Friday, Sep. 11, 1964

The Unlove Feast

With a burst of furious energy, Egyptian workmen last week completed a three-story, air-conditioned hotel in Alexandria. They raised some 12,000 flags over lampposts and public squares, built 200 triumphal arches, and draped buildings with hundreds of banners car rying slogans of Arab solidarity. As special beach cabins went up on the golden sands of the Mediterranean shore, other workmen dusted and polished furniture and chandeliers in the vast Muntazah Palace and tended 325 acres of gardens.

Pledged Lives. All was finally ready for the second Arab summit conference, which Egypt's President Gamal Abdel Nasser hopes will be an even greater triumph than the first, held at Cairo last January (TIME, Jan. 24). But some top faces will be absent. Pleading illness, Tunisia's President Habib Bourguiba retired to a Swiss clinic and sent his Premier in his place. Morocco's King Hassan II did not even botherwith excuses, and dispatched his younger brother, Prince Abdallah. Saudi Arabia's Prince Feisal grumbled that Arab Kings and Presidents "need to stay home and attend to more serious matters," but finally agreed to put in an appearance.

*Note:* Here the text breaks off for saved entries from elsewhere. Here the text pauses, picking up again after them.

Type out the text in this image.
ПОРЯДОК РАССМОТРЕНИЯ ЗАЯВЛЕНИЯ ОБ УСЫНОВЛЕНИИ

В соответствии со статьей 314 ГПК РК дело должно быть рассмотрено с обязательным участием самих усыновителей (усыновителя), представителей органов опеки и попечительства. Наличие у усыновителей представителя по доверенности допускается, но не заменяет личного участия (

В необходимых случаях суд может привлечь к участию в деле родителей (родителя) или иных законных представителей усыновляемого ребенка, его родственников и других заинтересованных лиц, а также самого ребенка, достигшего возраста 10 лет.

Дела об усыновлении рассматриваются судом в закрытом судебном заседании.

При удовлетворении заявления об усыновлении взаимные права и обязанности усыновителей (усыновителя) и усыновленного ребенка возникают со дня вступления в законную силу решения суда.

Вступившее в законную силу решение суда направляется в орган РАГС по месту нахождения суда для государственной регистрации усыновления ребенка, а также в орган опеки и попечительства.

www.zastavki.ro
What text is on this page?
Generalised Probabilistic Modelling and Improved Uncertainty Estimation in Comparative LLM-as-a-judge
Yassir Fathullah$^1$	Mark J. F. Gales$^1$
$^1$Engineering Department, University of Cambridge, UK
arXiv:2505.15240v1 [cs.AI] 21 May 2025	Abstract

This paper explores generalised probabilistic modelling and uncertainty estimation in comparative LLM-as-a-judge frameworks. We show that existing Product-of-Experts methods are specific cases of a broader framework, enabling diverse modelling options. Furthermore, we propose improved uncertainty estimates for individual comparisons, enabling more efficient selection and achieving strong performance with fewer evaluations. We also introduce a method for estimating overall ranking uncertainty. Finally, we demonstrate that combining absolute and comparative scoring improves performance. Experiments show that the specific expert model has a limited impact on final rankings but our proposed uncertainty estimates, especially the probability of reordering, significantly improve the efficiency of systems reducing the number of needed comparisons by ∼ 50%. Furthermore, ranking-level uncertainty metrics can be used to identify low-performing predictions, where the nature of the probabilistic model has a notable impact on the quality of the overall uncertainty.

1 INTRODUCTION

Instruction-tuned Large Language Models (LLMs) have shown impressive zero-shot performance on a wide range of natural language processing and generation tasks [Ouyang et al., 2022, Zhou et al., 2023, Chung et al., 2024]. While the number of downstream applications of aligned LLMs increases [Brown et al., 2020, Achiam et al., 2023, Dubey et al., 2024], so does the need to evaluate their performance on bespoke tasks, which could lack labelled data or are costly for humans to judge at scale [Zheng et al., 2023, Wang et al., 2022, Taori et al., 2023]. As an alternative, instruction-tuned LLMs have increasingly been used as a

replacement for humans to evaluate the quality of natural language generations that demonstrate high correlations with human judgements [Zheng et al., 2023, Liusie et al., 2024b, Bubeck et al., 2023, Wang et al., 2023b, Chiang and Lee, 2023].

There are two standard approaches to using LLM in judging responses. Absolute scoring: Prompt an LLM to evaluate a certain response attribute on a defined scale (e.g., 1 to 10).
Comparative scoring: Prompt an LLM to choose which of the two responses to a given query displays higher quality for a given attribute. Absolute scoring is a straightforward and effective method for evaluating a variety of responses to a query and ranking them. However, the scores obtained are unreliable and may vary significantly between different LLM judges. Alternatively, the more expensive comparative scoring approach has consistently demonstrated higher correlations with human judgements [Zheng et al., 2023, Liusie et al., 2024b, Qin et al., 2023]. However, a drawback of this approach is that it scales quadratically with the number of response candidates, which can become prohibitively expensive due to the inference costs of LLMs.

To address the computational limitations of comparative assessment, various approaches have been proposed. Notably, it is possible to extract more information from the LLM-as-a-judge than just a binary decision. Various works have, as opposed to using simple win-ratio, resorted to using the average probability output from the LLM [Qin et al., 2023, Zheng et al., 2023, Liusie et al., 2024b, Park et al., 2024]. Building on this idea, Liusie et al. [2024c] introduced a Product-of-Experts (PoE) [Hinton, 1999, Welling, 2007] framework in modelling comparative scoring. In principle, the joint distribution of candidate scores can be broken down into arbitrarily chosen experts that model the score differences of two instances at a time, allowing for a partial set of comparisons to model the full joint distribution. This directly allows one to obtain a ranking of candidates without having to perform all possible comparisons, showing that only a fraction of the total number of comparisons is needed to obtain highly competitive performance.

The main item on the agenda is the pious wish to "establish relations among the Arab countries on the sound basis of love and genuine cooperation." But in the Arab world, love is a many-splintered thing, what with 40,000 Egyptian troops fighting a bloody guerrilla war with royalist tribesmen in Yemen, Morocco and Algeria still squabbling over their disputed border, and jails in almost every state jammed with Arab dissenters.

Last January all the Arab nations enthusiastically agreed to shelve their own disputes and gang up on Israel.

They pledged their fortunes, honor and lives to prevent Israel's using the water of the Jordan to irrigate the Negev desert. Yet last week Israel's $150 million diversion project was routinely at work, and the Arab states' counterprojects, intended to cut off the head waters of the Jordan, had not even begun building.

One good reason: Israel has warned that any such counterdiversion would be cause for war, and the Arab states are unlikely to invite attack while fully a third of Egypt's armed forces are tied down in Yemen. The United Nations last week wearily gave up its 14-month Observation Mission in Yemen because both Egypt and Saudi Arabia, which have been bankrolling the operation, cut off funds, and Egypt had also gone back on its many promises to withdraw its troops.

Purposeful Arms. Prince Feisal will probably try to keep the Yemen issue off the Arab summit's agenda and may be supported by the more or less conservative Arab states of Sudan, Libya, Tunisia and Morocco. Nasser's effort to get Arab backing for his Yemen stand against "the British imperialists and Saudi infiltrators" may be backed by Algeria, Kuwait, and his new-found bosom friend, King Hussein of Jordan. Syria, whose Baathist rulers detest Nasser, and Lebanon, which hates quarrels, will probably stay on the sidelines.

Despite the festive flags and floodlights, the summit meeting in Alexandria may bring more joy to Israel than to any of the associated Arab states. Almost as if anticipating failure, Egypt's press and radio have again been attacking Nasser's pet targets: 1) the Baathist regime in Syria, 2) Saudi Arabia, and 3) Lebanon, which is castigated as being too pusillanimous "even to accept proffered armaments." Retorted a Lebanese paper: "The arms which Cairo has acquired have not served any purpose so far except to kill other Arabs."